1.03563296e-02 3.88100068e+00 4.33909068e+00 5.17816478e-05
1.06717294e-02 1.16430511e+01 8.89252719e+00 5.33586471e-05
...
multiple data sets
In case there are several data sets in one file, e.g. for different spin states or temperatures, the following rules apply:
separator
Optionally, the beginning of a new data set is marked by an empty line. This is recognised by gnuplot as a separator for 3 dimensional data sets.
The mandatory separator between data sets is the string
# data set: <identifier>
where
overwrite meta data
Below the separator line, meta data might be added. These overwrite the meta data supplied in the header (i.e. data set 2 does not know anything about the changes made for data set 1).
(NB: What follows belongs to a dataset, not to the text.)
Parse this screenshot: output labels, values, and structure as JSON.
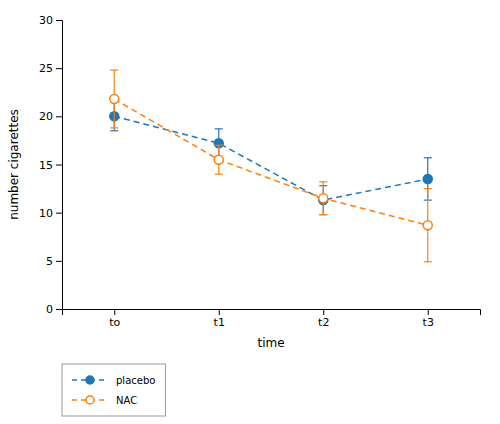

For the case of additional input data with different spin state this might look like
# data_source:
# measurement:
# polarisation: -
# reduction:
# input_files:
# data_files:
# - file : amor2020n001930.hdf
# created : 2020-02-03T15:27:45
repetition of short-version column description
optional
# # Qz RQz sR sQ lambda
next data set
The following data set has to be of the same format (number, format and description of columns) as data set 0, probably with a different number of rows.
1.03563296e-02 1.08100068e+00 4.33909068e+00 5.17816478e-05 4.00000000e+00
1.06717294e-02 1.06430511e+01 8.89252719e+00 5.33586471e-05 4.10000000e+00
...
the end
There are no rules yet for a footer. Thus creating one might collide with future versions of the ORSO (.ort) format.